If the situation continued, more people would have to be rendered jobless, he said.

He said the worst victims of the current power crisis was the more than 50,000 small and tiny units and lakhs of workers depending on them. The small and tiny units were depending on job work orders from other industries. With their production cut and reduction in capacity utilisation these units were not getting orders.

A statement by the Tamil Nadu Small and Tiny Industries Association (Tanstia) said that, added to the power cut , the credit squeeze by banks, increase in the interest rate, high input cost and huge increase in prices of raw materials have led the small and tiny sector to the brink. Tanstia said many industries have already abolished one shift of production and started laying off of workers due to the power cut. Exporters were unable to honour their commitments and many others face penal charges for defaulting on loans due to delay in production.
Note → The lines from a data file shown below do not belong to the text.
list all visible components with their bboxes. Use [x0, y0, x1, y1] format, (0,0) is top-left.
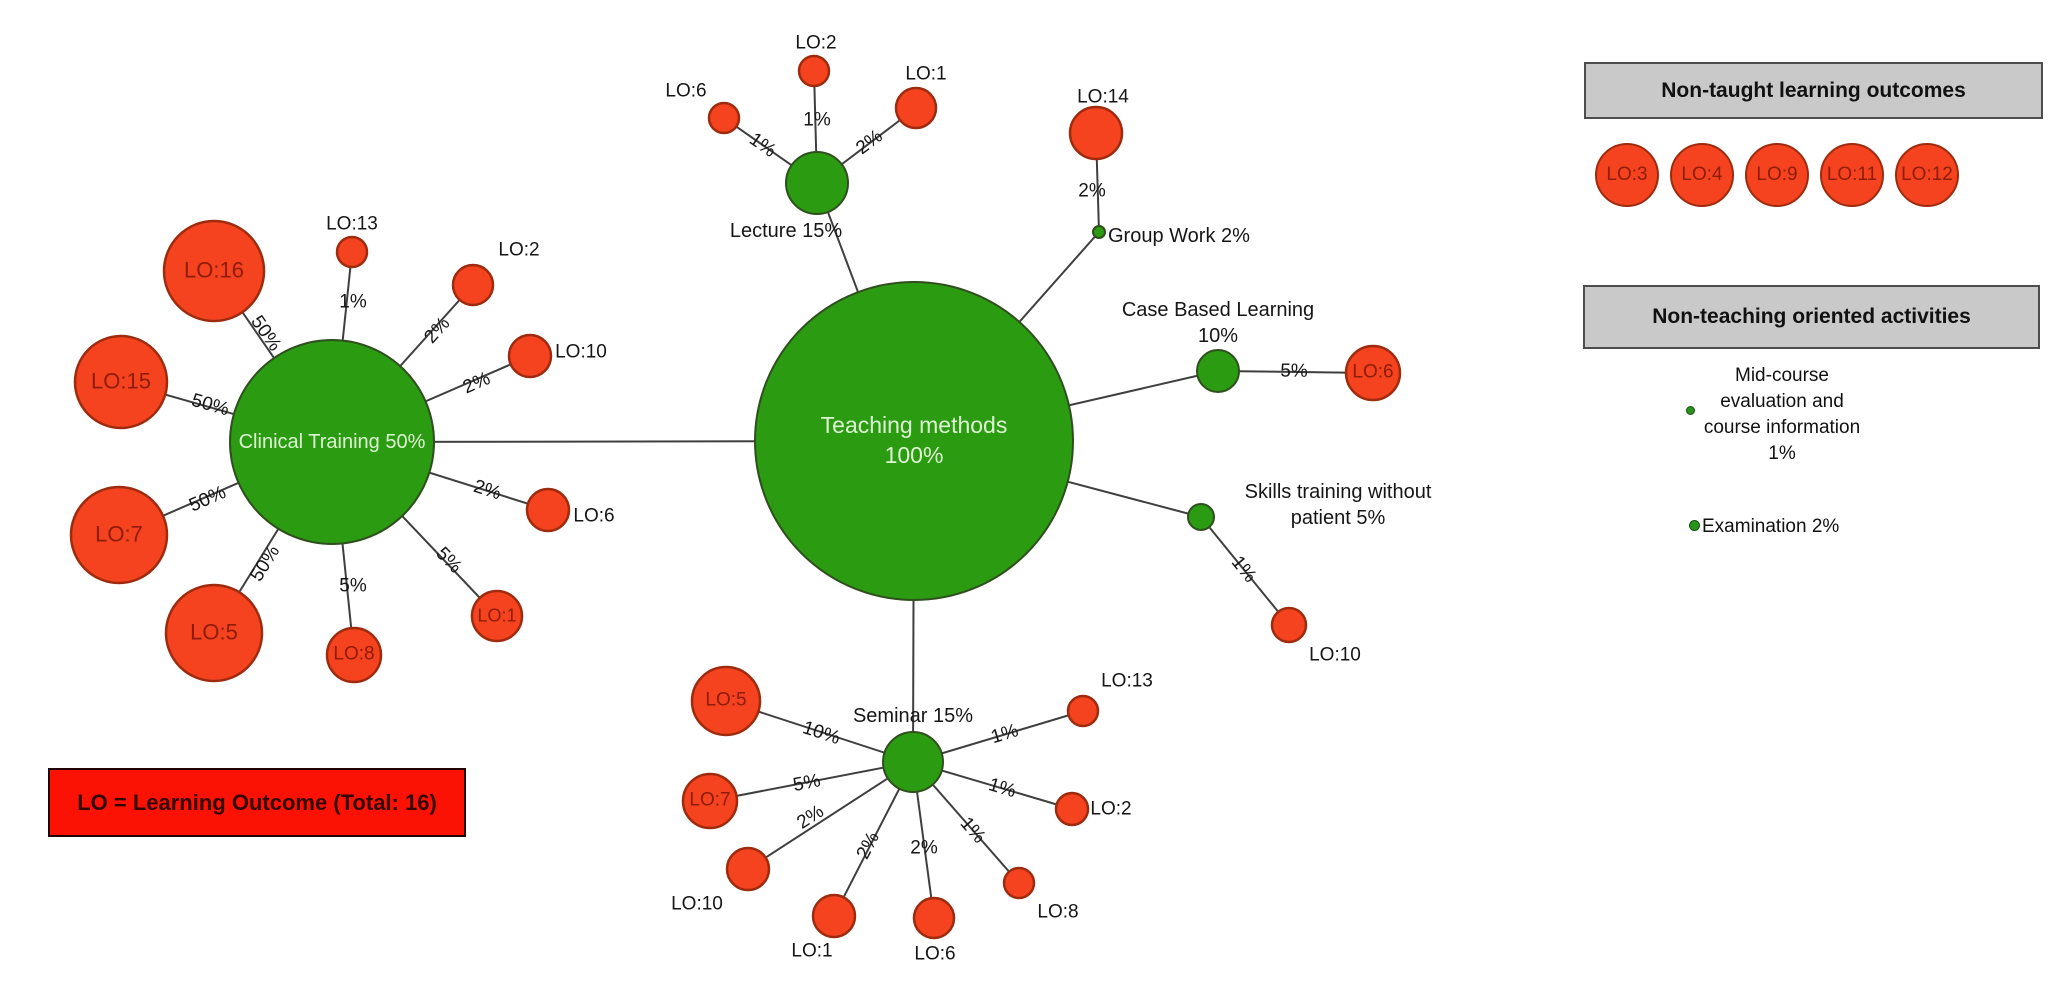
edge-seminar-sem-lo7	[709, 761, 914, 802]
node-cli-lo7	[69, 485, 169, 585]
node-cli-lo10	[507, 333, 553, 379]
node-cli-lo1	[470, 589, 524, 643]
node-clinical	[229, 339, 435, 545]
non-teaching-activities-header: Non-teaching oriented activities	[1583, 285, 2040, 349]
node-lec-lo6	[707, 101, 741, 135]
node-cli-lo16	[162, 219, 266, 323]
midcourse-line: 1%	[1768, 443, 1796, 464]
node-cli-lo2	[451, 263, 495, 307]
node-lec-lo1	[894, 86, 938, 130]
edge-seminar-sem-lo10	[747, 761, 914, 870]
non-taught-outcomes-row: LO:3 LO:4 LO:9 LO:11 LO:12	[1595, 143, 1959, 207]
node-sem-lo10	[725, 846, 771, 892]
non-taught-outcome-circle: LO:11	[1820, 143, 1884, 207]
midcourse-line: evaluation and	[1720, 391, 1844, 412]
node-sem-lo5	[690, 665, 762, 737]
non-taught-outcome-circle: LO:4	[1670, 143, 1734, 207]
node-lecture	[785, 151, 849, 215]
examination-label: Examination 2%	[1702, 516, 1840, 537]
node-skills	[1187, 503, 1215, 531]
bullet-dot-icon	[1689, 520, 1700, 531]
node-group-work	[1092, 225, 1106, 239]
bullet-dot-icon	[1686, 406, 1695, 415]
midcourse-evaluation-label: Mid-course evaluation and course informa…	[1668, 363, 1896, 467]
node-case-based	[1196, 349, 1240, 393]
node-sem-lo1	[811, 893, 857, 939]
non-taught-outcome-circle: LO:3	[1595, 143, 1659, 207]
non-taught-outcomes-header: Non-taught learning outcomes	[1584, 62, 2043, 119]
node-cli-lo6	[525, 487, 571, 533]
node-cb-lo6	[1344, 344, 1402, 402]
node-sem-lo6	[912, 896, 956, 940]
learning-outcome-note: LO = Learning Outcome (Total: 16)	[48, 768, 466, 837]
node-sk-lo10	[1270, 606, 1308, 644]
node-lec-lo2	[797, 54, 831, 88]
node-sem-lo13	[1066, 694, 1100, 728]
node-teaching	[754, 281, 1074, 601]
midcourse-line: course information	[1703, 417, 1861, 438]
node-lo14	[1068, 105, 1124, 161]
node-cli-lo5	[164, 583, 264, 683]
edge-skills-sk-lo10	[1200, 516, 1290, 626]
node-cli-lo15	[73, 334, 169, 430]
node-sem-lo2	[1054, 791, 1090, 827]
node-sem-lo8	[1002, 866, 1036, 900]
node-sem-lo7	[681, 772, 739, 830]
non-taught-outcome-circle: LO:12	[1895, 143, 1959, 207]
node-cli-lo13	[335, 235, 369, 269]
midcourse-line: Mid-course	[1735, 365, 1829, 386]
non-taught-outcome-circle: LO:9	[1745, 143, 1809, 207]
node-cli-lo8	[325, 626, 383, 684]
node-seminar	[882, 731, 944, 793]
Tanstia claims that over six lakh micro, small and tiny units in Tamil Nadu organised under 105 associations were suffering for want of power to run their factories and were losing orders and customers.

State government officials, though not admitting the magnitude of the crisis facing the region are maintaining that they are leaving no stones unturned to find a solution for the power crisis. The government, according to them, is in the process of sourcing additional power from all available sources to tide over the crisis.